EU Walks the Talk on Gender for Top Leaders
Choices for top 2 jobs show sensitivity to balance missing from initial Commission nominations
- The leaders of the 27 European Union countries picked a man as Union president and a woman as EU foreign policy honcho in a process that showed balance not just in gender but also on several other levels.
- While most of the global news media criticised the selection of the “unknowns” — Prime Minister Herman Van Rompuy of Belgium as President and Baroness Catherine Ashton of Britain as foreign affairs chief — 20-first salutes the courage of Europe’s gender balancing convictions and notes that the new leaders seem to be quiet, competent professionals who believe in consensus.
- Those qualities may be 21st century leadership traits particularly relevant to leadership in the complexity of Europe.
- “Their appointments emerged in a deal designed to balance internal E.U. interests, giving the top post to the center-right Mr. Van Rompuy from a small nation and the other to Ms. Ashton, a center-left politician from a big nation.” the International Herald Tribune wrote, even as it left unmentioned the gender balancing.

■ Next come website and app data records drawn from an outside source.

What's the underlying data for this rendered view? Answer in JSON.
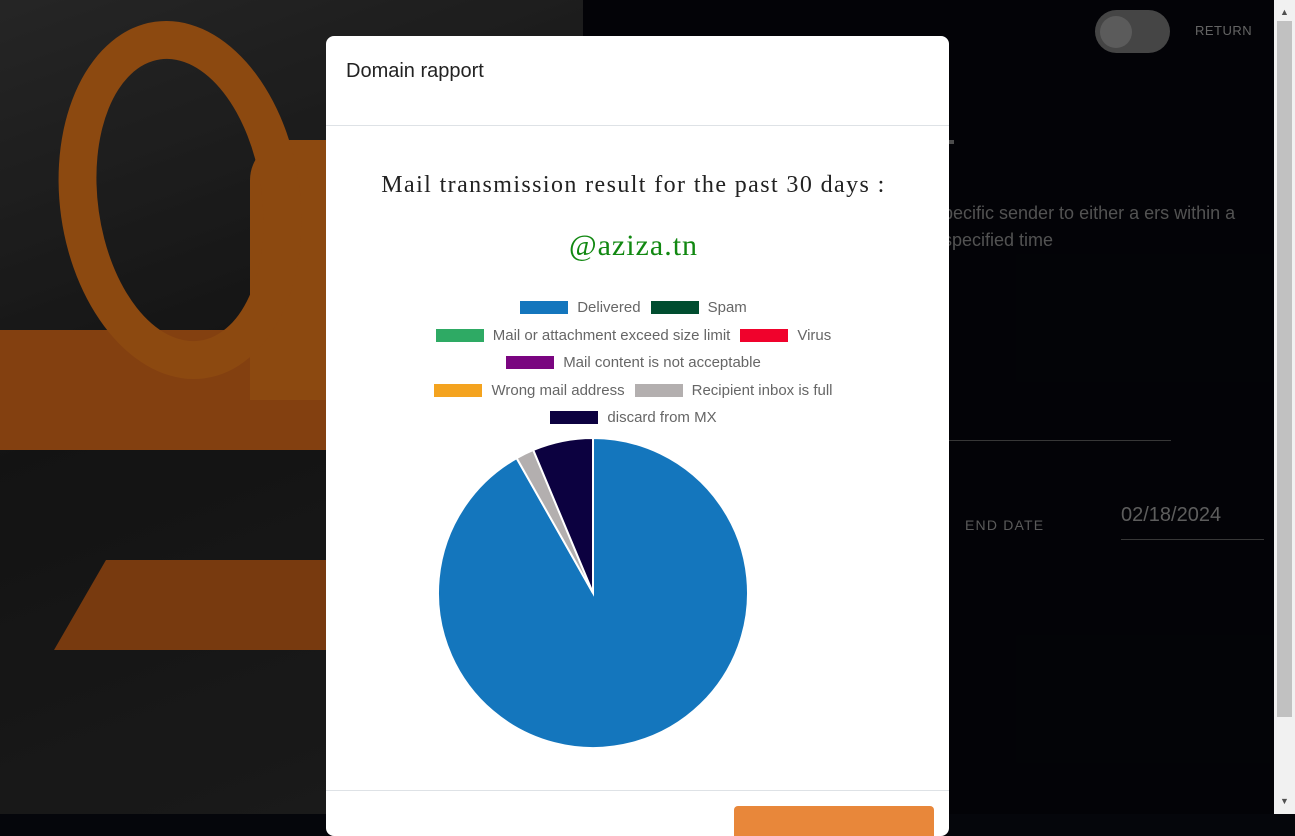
{
  "page": {
    "toggle_state": "off",
    "return_label": "RETURN",
    "description_visible": "pecific sender to either a ers within a specified time",
    "end_date_label": "END DATE",
    "end_date_value": "02/18/2024"
  },
  "modal": {
    "title": "Domain rapport",
    "footer_button_color": "#e8873a"
  },
  "chart_data": {
    "type": "pie",
    "title": "Mail transmission result for the past 30 days :",
    "subtitle": "@aziza.tn",
    "subtitle_color": "#118811",
    "legend_position": "top",
    "categories": [
      "Delivered",
      "Spam",
      "Mail or attachment exceed size limit",
      "Virus",
      "Mail content is not acceptable",
      "Wrong mail address",
      "Recipient inbox is full",
      "discard from MX"
    ],
    "colors": [
      "#1476bd",
      "#004d2f",
      "#2eaa64",
      "#f0022c",
      "#7a0580",
      "#f4a31f",
      "#b3afaf",
      "#0c0140"
    ],
    "values": [
      91.8,
      0,
      0,
      0,
      0,
      0,
      1.9,
      6.3
    ]
  }
}
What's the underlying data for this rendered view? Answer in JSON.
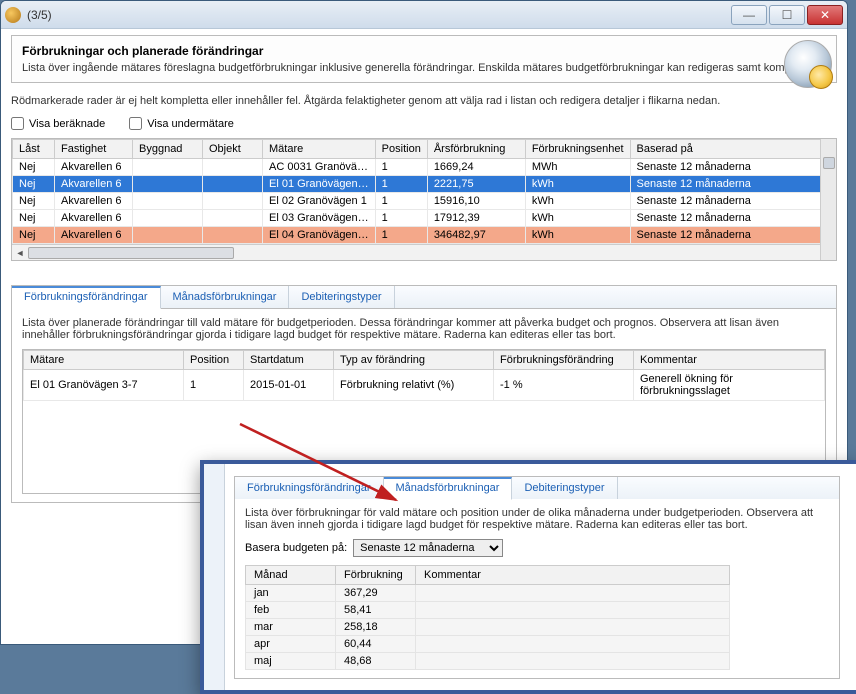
{
  "window": {
    "title": "(3/5)"
  },
  "header": {
    "title": "Förbrukningar och planerade förändringar",
    "desc": "Lista över ingående mätares föreslagna budgetförbrukningar inklusive generella förändringar. Enskilda mätares budgetförbrukningar kan redigeras samt komplette"
  },
  "info": "Rödmarkerade rader är ej helt kompletta eller innehåller fel. Åtgärda felaktigheter genom att välja rad i listan och redigera detaljer i flikarna nedan.",
  "checks": {
    "visa_beraknade": "Visa beräknade",
    "visa_undermatare": "Visa undermätare"
  },
  "grid1": {
    "headers": {
      "last": "Låst",
      "fastighet": "Fastighet",
      "byggnad": "Byggnad",
      "objekt": "Objekt",
      "matare": "Mätare",
      "position": "Position",
      "arsforbrukning": "Årsförbrukning",
      "forbrukningsenhet": "Förbrukningsenhet",
      "baserad": "Baserad på"
    },
    "rows": [
      {
        "last": "Nej",
        "fastighet": "Akvarellen 6",
        "byggnad": "",
        "objekt": "",
        "matare": "AC 0031 Granövä…",
        "position": "1",
        "ars": "1669,24",
        "enhet": "MWh",
        "bas": "Senaste 12 månaderna",
        "cls": ""
      },
      {
        "last": "Nej",
        "fastighet": "Akvarellen 6",
        "byggnad": "",
        "objekt": "",
        "matare": "El 01 Granövägen…",
        "position": "1",
        "ars": "2221,75",
        "enhet": "kWh",
        "bas": "Senaste 12 månaderna",
        "cls": "row-sel"
      },
      {
        "last": "Nej",
        "fastighet": "Akvarellen 6",
        "byggnad": "",
        "objekt": "",
        "matare": "El 02 Granövägen 1",
        "position": "1",
        "ars": "15916,10",
        "enhet": "kWh",
        "bas": "Senaste 12 månaderna",
        "cls": ""
      },
      {
        "last": "Nej",
        "fastighet": "Akvarellen 6",
        "byggnad": "",
        "objekt": "",
        "matare": "El 03 Granövägen…",
        "position": "1",
        "ars": "17912,39",
        "enhet": "kWh",
        "bas": "Senaste 12 månaderna",
        "cls": ""
      },
      {
        "last": "Nej",
        "fastighet": "Akvarellen 6",
        "byggnad": "",
        "objekt": "",
        "matare": "El 04 Granövägen…",
        "position": "1",
        "ars": "346482,97",
        "enhet": "kWh",
        "bas": "Senaste 12 månaderna",
        "cls": "row-err"
      }
    ]
  },
  "tabs1": {
    "t1": "Förbrukningsförändringar",
    "t2": "Månadsförbrukningar",
    "t3": "Debiteringstyper",
    "desc": "Lista över planerade förändringar till vald mätare för budgetperioden. Dessa förändringar kommer att påverka budget och prognos. Observera att lisan även innehåller förbrukningsförändringar gjorda i tidigare lagd budget för respektive mätare. Raderna kan editeras eller tas bort."
  },
  "grid2": {
    "headers": {
      "matare": "Mätare",
      "position": "Position",
      "start": "Startdatum",
      "typ": "Typ av förändring",
      "forandring": "Förbrukningsförändring",
      "kommentar": "Kommentar"
    },
    "row": {
      "matare": "El 01 Granövägen 3-7",
      "position": "1",
      "start": "2015-01-01",
      "typ": "Förbrukning relativt (%)",
      "forandring": "-1 %",
      "kommentar": "Generell ökning för förbrukningsslaget"
    }
  },
  "overlay": {
    "tabs": {
      "t1": "Förbrukningsförändringar",
      "t2": "Månadsförbrukningar",
      "t3": "Debiteringstyper"
    },
    "desc": "Lista över förbrukningar för vald mätare och position under de olika månaderna under budgetperioden. Observera att lisan även inneh gjorda i tidigare lagd budget för respektive mätare. Raderna kan editeras eller tas bort.",
    "basis_label": "Basera budgeten på:",
    "basis_value": "Senaste 12 månaderna",
    "grid_headers": {
      "manad": "Månad",
      "forbrukning": "Förbrukning",
      "kommentar": "Kommentar"
    },
    "rows": [
      {
        "m": "jan",
        "v": "367,29"
      },
      {
        "m": "feb",
        "v": "58,41"
      },
      {
        "m": "mar",
        "v": "258,18"
      },
      {
        "m": "apr",
        "v": "60,44"
      },
      {
        "m": "maj",
        "v": "48,68"
      }
    ]
  }
}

- On the other hand, the individual countries’ nominations for the European Commission, the executive body of the EU, are a very different matter. In the initial presentations of the first 20 nominations, only 3 women were named.
- An outpouring of protest — including a letter to the Financial Times by two (women) commissioners and the Vice President of the European Parliament (also a woman) — brought improvement, with at least one country altering its nomination and eventually seven of the 24 nominations public as of Nov. 21, 2009, being women.
- But with only three countries left to make public their nominations, the only way to get at least a third of the positions filled by women may be for the European Parliament to reject the slate.